Continuo per questa strada al buio, e sento delle voci non lontano di fronte a me. Quando mi avvicino capisco che sono arrivato in un posto dove nessun turista di Fort Cochin e' mai stato. Sono all'ingresso di un bar, di quelli stretti e lunghi, sporchi, dove gli indiani, per lo piu' anziani, vanno a bere fino a devastarsi.
Il barista e' riparato dagli avventori da una gabbia di ferro, ed i liquori vengono fatti passare attraverso un piccolo uscio.
E' un covo di emarginati che trovano conforto annientando temporaneamente la loro volonta', e' un mondo reale e cosi' entro dentro.
Il locale e' fumoso ed illuminato solo da qualche candela, prendo una birra e subito vengo avvicinato da due o tre persone, chiaramente ubriache. Mi chiedono come mi chiamo, da dove vengo, mi stringono la mano amichevolmente piu' e piu' volte e mi offrono una sedia al loro tavolino.
Continuano a farmi domande, per lo piu' in Malayam, la loro lingua, ed io non capisco niente. Qualcuno si sforza di parlare in inglese ma la lingua gli si avvolge su se stessa, impastata dal rum.
Il piu' anziano mi offre un beedi, tabacco avvolto da una foglia di eucalipto.
Un ratto attraversa il nostro tavolino, c'e' chi canta a squarcia gola, chi sputa, chi rutta, chi urla e chi casca dalla sedia.
Mi dicono che loro sono tutti pescatori, di quelli che di giorno vengono fotografati dai turisti e di sera dimenticati.
Un avventore ruba un bicchiere di rum ad un altro mentre questo e' girato di spalle. Subito gli animi si accendono e il ladro viene letteralmente buttato fuori.
Dopo pochi minuti rientra dentro in cerca di altri bicchieri da bere e nessuno ci fa piu' caso.
Sono al centro dell'attenzione, ogni tanto qualcuno dai tavoli piu' lontani mi si avvicina per stringermi la mano, c'e' chi mi abbraccia e chi mi bacia. Tutti sono ubriachi, lo sono anch'io.
L'atmosfera e' surreale, i volti grinzosi dei pescatori illuminati dalle candele, il fumo, l'odore acre dell'alcool, le urla, il ratto che e' da qualche parte intorno a me.
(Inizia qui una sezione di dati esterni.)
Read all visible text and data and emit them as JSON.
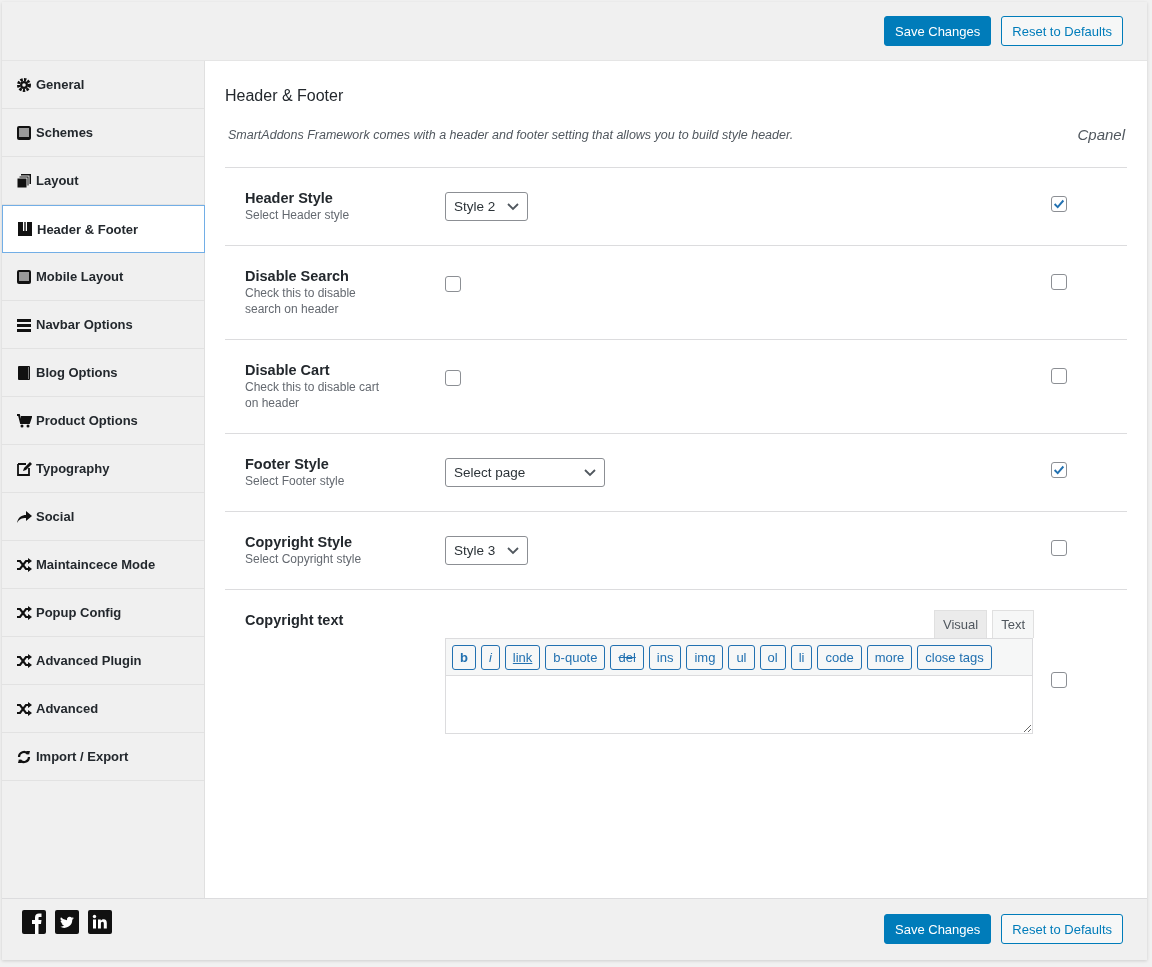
{
  "top_bar": {
    "buttons": [
      {
        "label": "Save Changes",
        "kind": "primary"
      },
      {
        "label": "Reset to Defaults",
        "kind": "secondary"
      }
    ]
  },
  "sidebar": {
    "items": [
      {
        "label": "General",
        "selected": false
      },
      {
        "label": "Schemes",
        "selected": false
      },
      {
        "label": "Layout",
        "selected": false
      },
      {
        "label": "Header & Footer",
        "selected": true
      },
      {
        "label": "Mobile Layout",
        "selected": false
      },
      {
        "label": "Navbar Options",
        "selected": false
      },
      {
        "label": "Blog Options",
        "selected": false
      },
      {
        "label": "Product Options",
        "selected": false
      },
      {
        "label": "Typography",
        "selected": false
      },
      {
        "label": "Social",
        "selected": false
      },
      {
        "label": "Maintaincece Mode",
        "selected": false
      },
      {
        "label": "Popup Config",
        "selected": false
      },
      {
        "label": "Advanced Plugin",
        "selected": false
      },
      {
        "label": "Advanced",
        "selected": false
      },
      {
        "label": "Import / Export",
        "selected": false
      }
    ]
  },
  "section": {
    "title": "Header & Footer",
    "description": "SmartAddons Framework comes with a header and footer setting that allows you to build style header.",
    "cpanel_label": "Cpanel",
    "options": [
      {
        "title": "Header Style",
        "description": "Select Header style",
        "kind": "select",
        "value": "Style 2",
        "checked": true
      },
      {
        "title": "Disable Search",
        "description": "Check this to disable search on header",
        "kind": "checkbox",
        "value_checked": false,
        "checked": false
      },
      {
        "title": "Disable Cart",
        "description": "Check this to disable cart on header",
        "kind": "checkbox",
        "value_checked": false,
        "checked": false
      },
      {
        "title": "Footer Style",
        "description": "Select Footer style",
        "kind": "select",
        "value": "Select page",
        "checked": true
      },
      {
        "title": "Copyright Style",
        "description": "Select Copyright style",
        "kind": "select",
        "value": "Style 3",
        "checked": false
      },
      {
        "title": "Copyright text",
        "kind": "editor",
        "checked": false,
        "tabs": [
          {
            "label": "Visual",
            "selected": false
          },
          {
            "label": "Text",
            "selected": true
          }
        ],
        "quicktags": [
          {
            "label": "b",
            "kind": "bold"
          },
          {
            "label": "i",
            "kind": "italic"
          },
          {
            "label": "link",
            "kind": "underline"
          },
          {
            "label": "b-quote",
            "kind": "plain"
          },
          {
            "label": "del",
            "kind": "strike"
          },
          {
            "label": "ins",
            "kind": "plain"
          },
          {
            "label": "img",
            "kind": "plain"
          },
          {
            "label": "ul",
            "kind": "plain"
          },
          {
            "label": "ol",
            "kind": "plain"
          },
          {
            "label": "li",
            "kind": "plain"
          },
          {
            "label": "code",
            "kind": "plain"
          },
          {
            "label": "more",
            "kind": "plain"
          },
          {
            "label": "close tags",
            "kind": "plain"
          }
        ]
      }
    ]
  },
  "footer": {
    "buttons": [
      {
        "label": "Save Changes",
        "kind": "primary"
      },
      {
        "label": "Reset to Defaults",
        "kind": "secondary"
      }
    ]
  }
}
Rimango con i miei amici per un tempo indefinito, non vogliono che me ne vada, vogliono che rimanga con loro e che torni anche domani.

Munnar - Top Station

Dal balcone della mia camera osservo le stelle, e' buio e solo una luce al neon illumina la strada. Dietro le montagne, ad est, si intravede un pallido bagliore, la luna sta sorgendo.
Dei cani iniziano ad abbaiare, si chiamano e rispondono da tutto il villaggio. Il loro abbaiare risuona per tutta la valle e solo una musichina indiana proveniente dalla casa accanto a me interrompe questo misterioso dialogo.
Il villaggio dove mi trovo e' formato da meno di quaranta abitanti. Di giorno e' meta di turisti indiani che vengono ad ammirare le colline e le montagne, ma di sera tutti se ne vanno, cosi' sono l'unico forestiero a pernottare qui.
Questa e' la partenza ideale per il trekking o per passeggiare tra le curatissime piantagioni di tea, le piu' alte di tutta l'India.
Siamo a piu' di 2.000 metri di altitudine, la notte e' molto freddo ma di giorno cammino nel bosco cercando gli animali selvaggi (si possono vedere anche le tigri ma e' molto difficile) e tra le piantagioni di tea sorridendo alle donne che mi guardano incuriosite.